Experience: Drancy Camp

Andre Marosy
The Drancy camp, named after the northeastern suburb of Paris in which it was located, was established by the Germans in August 1941 as an internment camp for foreign Jews in France; it later became the major transit camp for the deportations of Jews from France.

Fewer than 2,000 of the almost 65,000 Jews deported from the Drancy camp survived the Holocaust
During the summer of 1942, the Germans began systematic deportations of Jews from Drancy to extermination camps in occupied Poland. In the first transport, which departed on June 22, 1942, 1,000 Jews were sent to Auschwitz-Birkenau. Altogether, between that first transport and the last, on July 31, 1944, 64,759 Jews were deported from Drancy in 64 transports. Approximately 61,000 of these Jews were sent to Auschwitz-Birkenau. The Germans also deported 3,753 Jews from Drancy to the Sobibor extermination camp. 

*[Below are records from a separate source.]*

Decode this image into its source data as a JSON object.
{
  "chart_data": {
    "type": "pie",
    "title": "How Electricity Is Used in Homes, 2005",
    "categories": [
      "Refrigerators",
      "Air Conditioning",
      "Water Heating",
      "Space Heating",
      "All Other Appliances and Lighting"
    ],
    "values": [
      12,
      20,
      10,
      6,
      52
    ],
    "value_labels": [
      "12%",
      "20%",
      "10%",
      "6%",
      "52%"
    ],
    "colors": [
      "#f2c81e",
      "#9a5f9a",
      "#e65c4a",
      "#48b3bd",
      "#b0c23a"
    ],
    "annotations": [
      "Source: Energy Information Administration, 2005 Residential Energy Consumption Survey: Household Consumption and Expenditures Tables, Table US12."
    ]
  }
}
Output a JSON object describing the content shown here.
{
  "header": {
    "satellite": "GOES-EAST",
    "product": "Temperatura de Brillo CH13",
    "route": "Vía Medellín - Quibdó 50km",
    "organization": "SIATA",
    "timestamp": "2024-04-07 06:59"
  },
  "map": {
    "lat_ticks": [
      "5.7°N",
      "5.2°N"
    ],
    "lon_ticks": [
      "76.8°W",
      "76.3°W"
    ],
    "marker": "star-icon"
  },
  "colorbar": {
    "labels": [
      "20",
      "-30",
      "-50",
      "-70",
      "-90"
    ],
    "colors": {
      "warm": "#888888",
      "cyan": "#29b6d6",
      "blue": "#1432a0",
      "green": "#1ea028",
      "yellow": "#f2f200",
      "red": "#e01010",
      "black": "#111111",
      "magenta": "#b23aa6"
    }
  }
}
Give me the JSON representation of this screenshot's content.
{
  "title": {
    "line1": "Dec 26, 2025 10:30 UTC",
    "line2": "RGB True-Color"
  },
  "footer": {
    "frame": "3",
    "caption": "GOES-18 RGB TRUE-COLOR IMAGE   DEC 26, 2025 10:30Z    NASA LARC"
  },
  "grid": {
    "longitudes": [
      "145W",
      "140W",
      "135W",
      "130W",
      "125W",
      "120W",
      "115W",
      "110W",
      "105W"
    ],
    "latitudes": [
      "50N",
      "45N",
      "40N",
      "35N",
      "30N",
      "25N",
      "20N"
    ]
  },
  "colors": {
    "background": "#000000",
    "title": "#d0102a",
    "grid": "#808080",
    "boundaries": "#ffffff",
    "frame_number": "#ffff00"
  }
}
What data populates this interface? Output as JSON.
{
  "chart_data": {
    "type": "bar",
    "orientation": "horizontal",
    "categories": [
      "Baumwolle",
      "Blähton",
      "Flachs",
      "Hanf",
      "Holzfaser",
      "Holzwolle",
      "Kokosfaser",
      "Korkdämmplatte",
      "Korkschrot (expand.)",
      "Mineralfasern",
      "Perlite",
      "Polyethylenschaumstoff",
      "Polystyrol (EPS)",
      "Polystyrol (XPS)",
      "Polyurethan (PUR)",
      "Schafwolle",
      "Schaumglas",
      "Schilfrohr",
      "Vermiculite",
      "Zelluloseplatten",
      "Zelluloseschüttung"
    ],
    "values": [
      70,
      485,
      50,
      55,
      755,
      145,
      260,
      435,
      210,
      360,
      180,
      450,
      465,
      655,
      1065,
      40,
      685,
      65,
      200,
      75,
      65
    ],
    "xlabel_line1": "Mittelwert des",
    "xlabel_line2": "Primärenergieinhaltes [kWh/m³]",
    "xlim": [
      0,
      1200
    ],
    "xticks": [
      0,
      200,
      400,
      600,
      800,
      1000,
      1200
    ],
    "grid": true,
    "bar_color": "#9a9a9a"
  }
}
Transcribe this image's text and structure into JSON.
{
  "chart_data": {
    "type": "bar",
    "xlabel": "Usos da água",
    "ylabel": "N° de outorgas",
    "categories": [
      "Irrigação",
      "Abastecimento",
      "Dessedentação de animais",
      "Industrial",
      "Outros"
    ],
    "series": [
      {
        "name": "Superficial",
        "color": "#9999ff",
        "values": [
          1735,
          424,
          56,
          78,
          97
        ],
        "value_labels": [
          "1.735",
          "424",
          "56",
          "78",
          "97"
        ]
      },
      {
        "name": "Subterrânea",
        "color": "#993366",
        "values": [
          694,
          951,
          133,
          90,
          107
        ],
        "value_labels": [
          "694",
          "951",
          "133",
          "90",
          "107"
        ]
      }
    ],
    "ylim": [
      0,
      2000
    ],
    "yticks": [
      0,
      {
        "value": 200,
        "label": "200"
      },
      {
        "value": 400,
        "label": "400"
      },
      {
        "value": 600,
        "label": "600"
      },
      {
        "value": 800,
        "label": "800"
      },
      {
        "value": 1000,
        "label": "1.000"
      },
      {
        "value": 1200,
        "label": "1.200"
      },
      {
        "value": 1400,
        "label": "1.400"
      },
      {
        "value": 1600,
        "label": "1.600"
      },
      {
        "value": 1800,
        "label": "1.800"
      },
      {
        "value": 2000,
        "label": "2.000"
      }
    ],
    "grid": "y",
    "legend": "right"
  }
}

The camp, which served as a police barracks before the war, could hold 5,000 prisoners. Five subcamps, used primarily as warehouses for personal property confiscated from Jews, were located throughout Paris. 
One-third of the Jews deported from Drancy were French citizens. Others were foreign-born Jews who had immigrated to France in the 1920s and 1930s, primarily from Poland, Germany, and, after 1938, Austria. Many distinguished French Jewish intellectuals and artists were held in Drancy, including the poet Max Jacob, the choreographer Renee Blum, and the philosopher Tristan Bernard. 

On August 15-16, 1944, as Allied forces neared, the German authorities in Drancy fled after burning all camp documents.